April 20, 2011 10:07 pm | Updated November 17, 2021 03:25 am IST - Brussels

FILE - This April 22, 2010 file photo shows the Deepwater Horizon oil platform leaning on it's side before sinking into the Gulf of Mexico.

FILE - This April 22, 2010 file photo shows the Deepwater Horizon oil platform leaning on it's side before sinking into the Gulf of Mexico.

The European Union’s energy commissioner said Wednesday he is preparing new legislation aimed to sharpen safety rules for oil rigs and increase oil companies’ liability.

“We want to prevent such an accident ... from ever happening in Europe,” Guenther Oettinger noted in remarks coming one year after the catastrophic explosion of a Gulf of Mexico platform.

BP Plc’s leased Deepwater Horizon drilling rig exploded on April 20, 2010, killing 11 workers.

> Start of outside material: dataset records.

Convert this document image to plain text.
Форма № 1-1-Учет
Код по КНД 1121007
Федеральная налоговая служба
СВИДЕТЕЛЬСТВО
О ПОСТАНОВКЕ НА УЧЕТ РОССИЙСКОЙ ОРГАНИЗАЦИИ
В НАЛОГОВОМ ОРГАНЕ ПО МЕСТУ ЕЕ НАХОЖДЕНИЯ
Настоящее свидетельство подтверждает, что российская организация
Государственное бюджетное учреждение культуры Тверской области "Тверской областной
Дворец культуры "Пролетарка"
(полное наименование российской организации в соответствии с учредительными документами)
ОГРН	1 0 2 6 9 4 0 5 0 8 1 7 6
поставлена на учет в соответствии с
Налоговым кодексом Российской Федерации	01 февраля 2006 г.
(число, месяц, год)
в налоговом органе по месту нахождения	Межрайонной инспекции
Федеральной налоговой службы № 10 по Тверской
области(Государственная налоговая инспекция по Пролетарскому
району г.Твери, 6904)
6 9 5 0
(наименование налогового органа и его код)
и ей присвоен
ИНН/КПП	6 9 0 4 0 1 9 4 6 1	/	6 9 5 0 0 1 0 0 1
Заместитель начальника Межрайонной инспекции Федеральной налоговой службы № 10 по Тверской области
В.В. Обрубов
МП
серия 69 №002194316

The wellhead safety valve failed to contain the disaster, and crude oil gushed for three months into the Gulf of Mexico and fragile coastline just 80 kilometres away.

It eventually became the worst oil disaster in US history.

Oettinger said he intends to bring forward his proposal, nicknamed “Lex Offshore,” in July. It would have to be approved by EU member states and the European Parliament to enter into law.

Some 900 offshore oil rigs are currently in European waters.

Oettinger’s proposal seeks to implement stricter safety rules and authorization procedures.

Oil companies would also face greater liability. Under current regulations, they have to pay damages for accidents that occur close to shore — no more than 12 miles out at sea.

Oettinger wants to expand that zone to 200 miles, so that all oil rigs in European waters would be covered, his spokeswoman said. Their operators would then have to pay for water, fauna and flora cleanups in the wake of spills.

The European Commission also wants to make sure that oil rig operators have sufficient liability capital, use equipment that meets the highest safety standards and report all incidents on the platforms for inclusion in a new European database.

It will additionally seek to have its regulations also apply to mobile offshore rigs, in addition to stationary facilities.

Calls for a European deep-sea drilling ban, however, go unanswered in the new proposal, with the decision left to individual member states. Britain had led the opposition to such a measure.

However, no EU country has approved deep-sea drilling projects since the Deepwater Horizon catastrophe, according to the commission.